2006 EEMC Neutral Pions: Transverse Single-spin Asymmetry (First Look)

Much work has been devoted to improving and building upon the 2006 EEMC π0 longitudinal analysis. However, there is also a transversely polarized dataset which to my knowledge no one has analyzed. It would be interesting to examine, among other things, AN, in this region of 1 < η < 2. STAR has analyzed transverse-spin jets at mid-rapdity (-1 < η < 1) and transverse-spin pions at forward rapidity (2.5 < η < 4). Examining pions in the EEMC would provide information in a region of phase space between regions where we observe no asymmetry (mid-rapidity) and rather large asymmetries (forward rapidity).

My expectation is that no sizable effects will arise. The asymmetries are known to grow quite steeply as xF increases. The vast majority of Run-6 EEMC data lie below the xF range of the published FPD data, which did not see sizable effects below xF ≈ 0.3. Thus, my expectation is that any effects in the EEMC will also be quite small. However, in my opinion, it is nonetheless worth the check. Here, I also post a link to a recent update to the VU-ANL group.

First Look

For this first look, I analyze 22 runs of 2006 ppTransverse data, prepared by Hal and Steve Gliske. I perform the same technique as used in my dissertation for FMS pions, 2-particle Sivers asymmetries, and recent analysis of 2011 jet Sivers. I bin yields in terms of spin-state, upper/lower-hemisphere, and as a function of the φ-angle. A cross-ratio is calculated in the standard way by combining yields from opposite sides of the detector with flipped spin-states. The asymmetry is extracted by fitting the cross-ratio vs. phi with a function of the form p0+p1×sin(φS). One expects the p0 to be consistent with zero within statistics. The asymmetry is, then, extracted via the p1 term. I calculate the asymmetry as a function of both pT and xF. The pT binning is the same as that of the ALL results. For this small sample, I have almost no data from 0 < xF < 0.05 and 0.5 < xF < 1. Thus, I show the xF-asymmetries for three bins; and I hope to increase this as I integrate more statistics. These asymmetries have not been corrected for polarization. That will manifest as a scale of the vertical axis and error bars. These asymmetries are also not corrected for backgrounds. There may be azimuthal dependence to the background subtraction, so this will likely involve a restructuring of the code to accommodate the background subtraction prior to calculation of the cross-ratios.

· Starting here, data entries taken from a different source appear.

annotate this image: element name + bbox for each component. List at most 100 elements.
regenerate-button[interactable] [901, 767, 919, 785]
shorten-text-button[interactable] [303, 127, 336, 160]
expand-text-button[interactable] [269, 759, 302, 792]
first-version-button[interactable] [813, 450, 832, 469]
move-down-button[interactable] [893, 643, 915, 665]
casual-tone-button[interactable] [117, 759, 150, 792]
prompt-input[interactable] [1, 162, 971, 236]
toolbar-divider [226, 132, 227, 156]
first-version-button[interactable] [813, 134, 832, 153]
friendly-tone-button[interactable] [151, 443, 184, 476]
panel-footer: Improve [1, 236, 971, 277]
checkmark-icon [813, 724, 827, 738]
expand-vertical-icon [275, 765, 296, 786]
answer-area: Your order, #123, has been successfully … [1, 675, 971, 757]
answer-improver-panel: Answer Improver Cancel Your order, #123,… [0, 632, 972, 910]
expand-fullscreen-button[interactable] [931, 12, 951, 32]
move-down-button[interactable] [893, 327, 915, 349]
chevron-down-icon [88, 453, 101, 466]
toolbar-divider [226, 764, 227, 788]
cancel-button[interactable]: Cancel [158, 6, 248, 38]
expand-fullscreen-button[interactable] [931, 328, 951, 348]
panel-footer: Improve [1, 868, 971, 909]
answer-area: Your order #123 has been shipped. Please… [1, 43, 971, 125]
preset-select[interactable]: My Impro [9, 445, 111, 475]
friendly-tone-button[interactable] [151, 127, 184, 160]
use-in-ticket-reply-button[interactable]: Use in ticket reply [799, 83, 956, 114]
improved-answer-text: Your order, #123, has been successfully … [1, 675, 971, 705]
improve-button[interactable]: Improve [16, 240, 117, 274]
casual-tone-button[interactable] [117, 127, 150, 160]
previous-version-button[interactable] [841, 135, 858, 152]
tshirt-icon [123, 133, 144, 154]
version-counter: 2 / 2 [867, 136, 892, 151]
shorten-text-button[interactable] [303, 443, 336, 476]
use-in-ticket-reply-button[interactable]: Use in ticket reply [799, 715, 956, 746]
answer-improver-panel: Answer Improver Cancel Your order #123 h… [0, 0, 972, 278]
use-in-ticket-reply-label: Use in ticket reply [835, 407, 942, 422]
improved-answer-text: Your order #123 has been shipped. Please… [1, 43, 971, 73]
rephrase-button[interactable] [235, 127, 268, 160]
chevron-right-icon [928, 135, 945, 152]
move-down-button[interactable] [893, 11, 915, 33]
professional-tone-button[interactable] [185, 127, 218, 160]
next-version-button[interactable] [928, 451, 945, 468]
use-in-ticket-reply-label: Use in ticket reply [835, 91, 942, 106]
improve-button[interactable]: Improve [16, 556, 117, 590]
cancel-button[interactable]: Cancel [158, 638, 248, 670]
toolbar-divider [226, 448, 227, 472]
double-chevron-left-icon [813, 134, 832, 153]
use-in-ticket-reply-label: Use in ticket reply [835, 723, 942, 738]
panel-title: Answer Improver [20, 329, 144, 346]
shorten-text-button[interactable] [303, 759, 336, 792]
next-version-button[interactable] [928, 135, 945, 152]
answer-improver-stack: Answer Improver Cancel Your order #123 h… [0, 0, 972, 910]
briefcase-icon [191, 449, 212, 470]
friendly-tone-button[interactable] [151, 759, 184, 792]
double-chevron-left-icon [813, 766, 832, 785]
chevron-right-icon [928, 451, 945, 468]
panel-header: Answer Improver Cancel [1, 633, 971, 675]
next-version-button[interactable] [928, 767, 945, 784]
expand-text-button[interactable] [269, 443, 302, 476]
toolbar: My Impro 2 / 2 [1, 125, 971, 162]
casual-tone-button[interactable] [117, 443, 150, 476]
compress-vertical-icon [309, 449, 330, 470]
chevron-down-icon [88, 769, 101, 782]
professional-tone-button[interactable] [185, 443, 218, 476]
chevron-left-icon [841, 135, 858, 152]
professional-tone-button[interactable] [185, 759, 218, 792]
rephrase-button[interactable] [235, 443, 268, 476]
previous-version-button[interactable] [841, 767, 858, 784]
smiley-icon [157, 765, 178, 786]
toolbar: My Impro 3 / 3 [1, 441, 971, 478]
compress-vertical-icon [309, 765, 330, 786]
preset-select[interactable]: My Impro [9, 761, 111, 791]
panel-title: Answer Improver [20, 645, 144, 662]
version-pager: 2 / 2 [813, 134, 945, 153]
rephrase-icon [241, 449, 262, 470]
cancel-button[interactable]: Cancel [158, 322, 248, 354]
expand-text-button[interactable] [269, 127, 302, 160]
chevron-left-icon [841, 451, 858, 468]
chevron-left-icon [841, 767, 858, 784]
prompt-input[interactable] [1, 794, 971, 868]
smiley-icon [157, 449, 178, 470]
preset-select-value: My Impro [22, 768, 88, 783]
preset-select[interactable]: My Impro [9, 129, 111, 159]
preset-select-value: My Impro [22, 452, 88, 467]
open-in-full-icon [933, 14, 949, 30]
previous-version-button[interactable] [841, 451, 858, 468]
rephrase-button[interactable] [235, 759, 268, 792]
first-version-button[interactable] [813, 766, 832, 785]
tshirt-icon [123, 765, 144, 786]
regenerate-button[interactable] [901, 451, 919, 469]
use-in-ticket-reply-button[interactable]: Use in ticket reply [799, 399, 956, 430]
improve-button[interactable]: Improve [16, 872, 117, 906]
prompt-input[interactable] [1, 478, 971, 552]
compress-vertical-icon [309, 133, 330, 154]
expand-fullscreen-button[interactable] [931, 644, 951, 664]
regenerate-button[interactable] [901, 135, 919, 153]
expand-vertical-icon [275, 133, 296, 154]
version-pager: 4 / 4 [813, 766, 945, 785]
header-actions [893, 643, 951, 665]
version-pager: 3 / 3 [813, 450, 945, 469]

Figure 1: Assorted Pion Distributions

Figure 2: xF > 0

pT xF

The top row shows the extracted asymmetry while the bottom row shows the constant of the fit. I would expect the constant to fluctuate around zero, however, it does seem to be systematically above the horizontal. I'm not entirely sure why this is, but I wouldn't draw too many conclusions until we integrate more statistics. As expected, the asymmetries are consistent with zero. As seen in Fig. 2, asymmetries for xF < 0 are also consistent with zero.

Figure 3: xF < 0

pT xF

Below, I show the fits for individual bins (xF < 0). I show not only the physics asymmetry but also the instrumental asymmetries and luminosity asymmetries. Sizable non-physical asymmetries show up as an expansion of the statistical errors in the physics asymmetry.

Figure 4: Fit Results for pT Bins

0 < pT < 4 GeV/c
4 < pT < 5 GeV/c
5 < pT < 6 GeV/c
6 < pT < 7 GeV/c
7 < pT < 8 GeV/c
8 < pT < 9 GeV/c
9 < pT < 10 GeV/c
10 < pT < 12 GeV/c
12 < pT < 16 GeV/c

Within statistical uncertainties I see no sizable instrumental or luminosity asymmetries in the pT bins. There may well be a non-zero luminosity asymmetry, though, I anticipate it will be quite small.

Figure 5: Fit Results for xF Bins

0.05 < xF < 0.1
0.1 < xF < 0.2
0.2 < xF < 0.5

As with the pT bins, I see no sizable instrumental or luminosity asymmetry in the xF bins.